Necrológicas 2012 (II): Sylvia Kristel y José Luis Gutiérrez




Sylvia Kristel: Posó insinuante/incitante en sillón de mimbre allá cuando la almadraba de su cuerpo joven era moneda de cambio de un erotismo cinematográfico refinado y expresionista.  Besaba entonces con la hendidura de la mirada, ella tan aniñada y tan almibarada de sonrisas verticales. Tornó la lujuria carnal –el exabrupto de la libido- en acompasada tocata y fuga de la elegancia desnuda. Sus fotogramas proyectaban el barrunto de un ritual cadencioso y ablativo: el striptease de la inocencia reflejada en el espejo multiplicador del séptimo arte. Fue una muchacha en flor de los primeros setenta: década insurgente  y perturbadora de la liberación sexual europea. De tal forma se machihembró al sillón, como un engranaje de mimbre y piel, que ya bautizaría al sitial con el sobrenombre de Emmanuelle.
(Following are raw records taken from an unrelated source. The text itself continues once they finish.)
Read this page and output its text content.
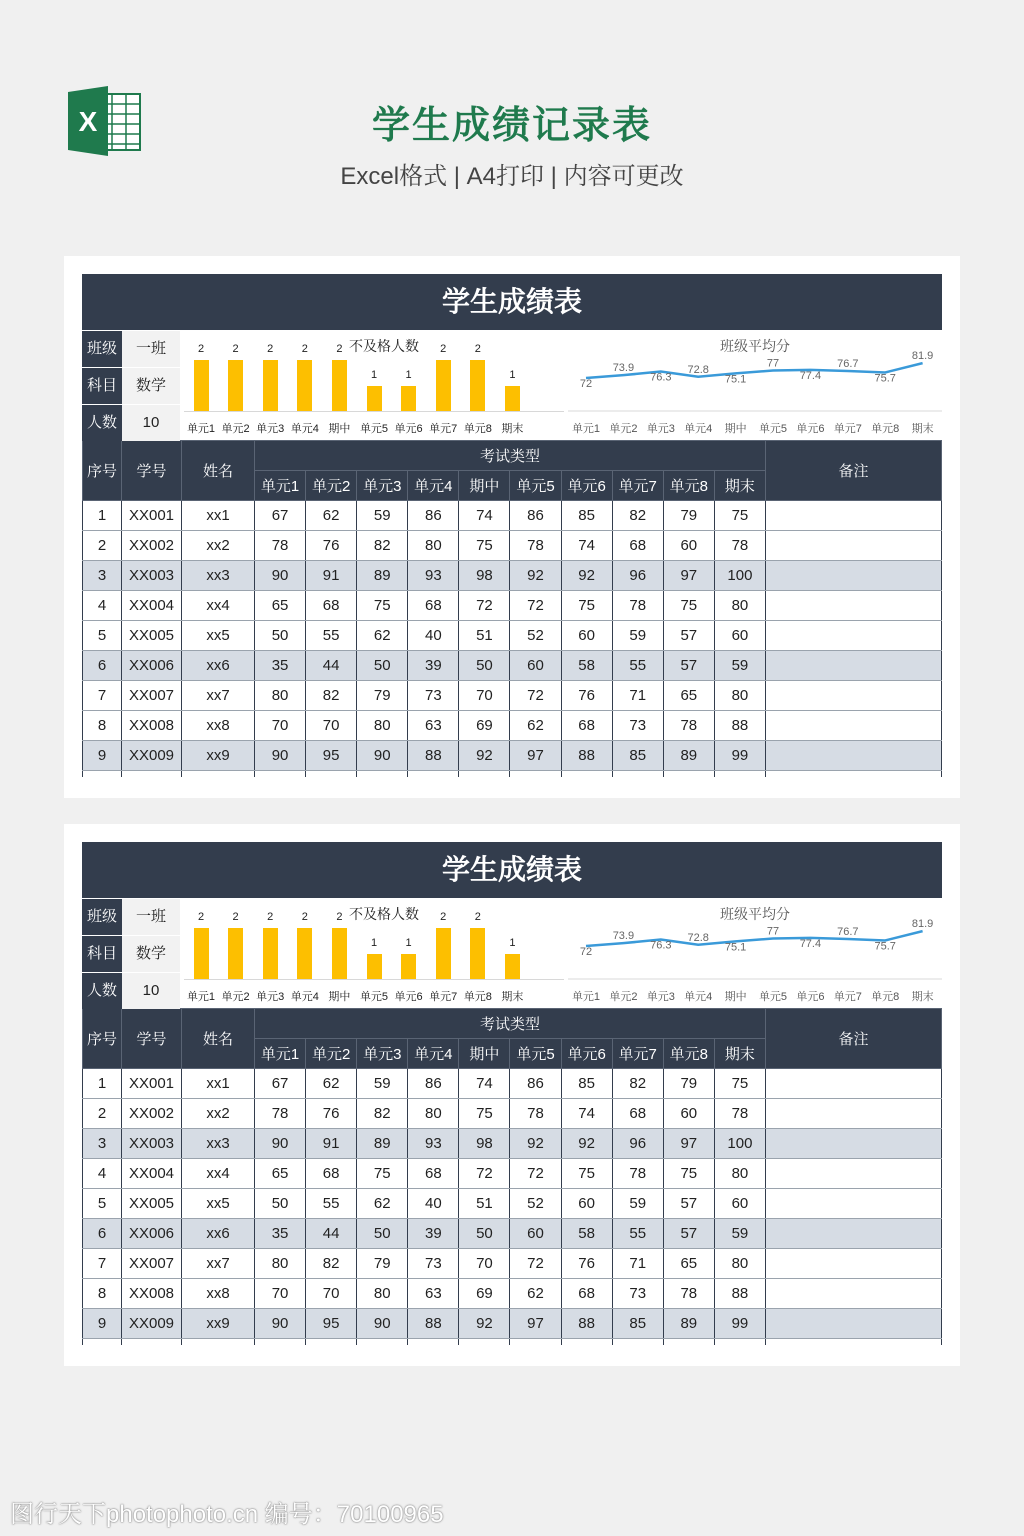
X	学生成绩记录表
Excel格式 | A4打印 | 内容可更改
学生成绩表
班级	一班
科目	数学
人数	10
不及格人数
2
单元1
2
单元2
2
单元3
2
单元4
2
期中
1
单元5
1
单元6
2
单元7
2
单元8
1
期末
班级平均分
72
73.9
76.3
72.8
75.1
77
77.4
76.7
75.7
81.9
单元1 单元2 单元3 单元4	期中	单元5 单元6 单元7 单元8	期末
序号	学号	姓名	考试类型										备注
			单元1	单元2	单元3	单元4	期中	单元5	单元6	单元7	单元8	期末	
1	XX001	xx1	67	62	59	86	74	86	85	82	79	75	
2	XX002	xx2	78	76	82	80	75	78	74	68	60	78	
3	XX003	xx3	90	91	89	93	98	92	92	96	97	100	
4	XX004	xx4	65	68	75	68	72	72	75	78	75	80	
5	XX005	xx5	50	55	62	40	51	52	60	59	57	60	
6	XX006	xx6	35	44	50	39	50	60	58	55	57	59	
7	XX007	xx7	80	82	79	73	70	72	76	71	65	80	
8	XX008	xx8	70	70	80	63	69	62	68	73	78	88	
9	XX009	xx9	90	95	90	88	92	97	88	85	89	99	

学生成绩表
班级	一班
科目	数学
人数	10
不及格人数
2
单元1
2
单元2
2
单元3
2
单元4
2
期中
1
单元5
1
单元6
2
单元7
2
单元8
1
期末
班级平均分
72
73.9
76.3
72.8
75.1
77
77.4
76.7
75.7
81.9
单元1 单元2 单元3 单元4	期中	单元5 单元6 单元7 单元8	期末
序号	学号	姓名	考试类型										备注
			单元1	单元2	单元3	单元4	期中	单元5	单元6	单元7	单元8	期末	
1	XX001	xx1	67	62	59	86	74	86	85	82	79	75	
2	XX002	xx2	78	76	82	80	75	78	74	68	60	78	
3	XX003	xx3	90	91	89	93	98	92	92	96	97	100	
4	XX004	xx4	65	68	75	68	72	72	75	78	75	80	
5	XX005	xx5	50	55	62	40	51	52	60	59	57	60	
6	XX006	xx6	35	44	50	39	50	60	58	55	57	59	
7	XX007	xx7	80	82	79	73	70	72	76	71	65	80	
8	XX008	xx8	70	70	80	63	69	62	68	73	78	88	
9	XX009	xx9	90	95	90	88	92	97	88	85	89	99	

图行天下photophoto.cn 编号：70100965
Poltrona con seudónimo de película de culto. Francisco Umbral escribiría su más granada obra recostado en un sillonazo de semejantes características. Ha muerto Sylvia Kristel, la Mata-Hari de los entreactos del placer solitario. Supo rebañar los cuencos de la intensidad vital que, a tiro de piedra de un arbitrismo personal e intuitivo, derivó en densidad existencial. Holanda ha dado apenas ninguna actriz como ella: serpenteante candidez siempre culebreando al son de la danza de los siete velos de una sugerencia de pechos escasos y retina abrasiva como el asomo de una llama, como el dorso de una candela. No diré que ha nacido el mito porque los mitos hodiernos de seguro poseen fecha de caducidad. Emmanuelle fue mítica antes que cadáver. Su inmortalidad adquiere por tanto el carácter retroactivo de lo inacabable.
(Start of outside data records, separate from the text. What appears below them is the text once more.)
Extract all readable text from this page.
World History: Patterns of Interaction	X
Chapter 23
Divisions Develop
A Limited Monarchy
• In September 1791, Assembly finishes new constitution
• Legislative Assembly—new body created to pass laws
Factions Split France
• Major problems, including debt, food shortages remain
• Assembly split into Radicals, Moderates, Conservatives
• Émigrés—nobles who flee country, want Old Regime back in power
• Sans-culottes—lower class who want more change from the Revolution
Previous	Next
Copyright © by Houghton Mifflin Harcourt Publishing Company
José Luis Gutiérrez: No fueron las suyas unas crónicas antiparlamentarias –como así rezaba el título del fulgurante libro de Francisco Umbral- sino una prosa documentada, con voluntad de estilo, con calidad de párrafo, con pretensión estilística, muy del periodismo riguroso y literario de la Transición. No en balde José Luis Gutiérrez cerró filas en torno a una conceptualización originaria del oficio cuya manilla del reloj marcaba las tantas de la madrugada y la garganta -propia y ajena- siempre paladeaba el sabor de la humareda y de la humorada. Fue escritor a fuer de periodista. ¿O periodista a fuer de escritor? Bailaba en la entelequia del alambre de Shiva o en el juicioso sedal de la República de las Letras. Un animal del papel prensa. Del reportaje de urgencia. De la literatura de veinticuatro horas. Produjo sarpullidos en salva sea la parte de aquellos corruptos del ramo –el lírico y el político- que cambiaban a escape honorabilidad por mangazo y sopa boba. Culto manejador del trívium de la realidad –del día a día corriente y moliente- al trasluz de una escritura ni omisa ni sumisa. Ya no pululan por estos lares cronistas de tan abrumadora estirpe. Durante un precioso –porque no cabe calificativo otro- viaje agosteño a Madrid, allá donde la Gran Vía constituye el aliviadero cultural de una actividad incesante y arborescente, E. me regaló uno de los penúltimos libros de José Luis Gutiérrez: ‘Gente rara. Conversaciones y semblanzas’. Casi seiscientas páginas del noble arte de la entrevista. De José A. Zarzalejos a Gabriel Albiac. De Armando de Miguel a Miguel de la Quadra. De Carmen Calvo a Pío Caro Baroja. De Francisco Umbral, Miguel Delibes, Fernando S. Dragó o Rosa Montero a José María Aznar y José Luis Rodríguez Zapatero. Neutralidad y equidad de un entrevistador filosófico y opinante. José Luis Gutiérrez no ha escrito su obituario - sic transit gloria mundi- porque todavía anda con las botas puestas. Para mí tengo que mientras se debate entre el más acá y el más allá, en el ínterin, ha puesto su grabadora a funcionar para hacerle una larga y demasiado pausada entrevista a la Parca.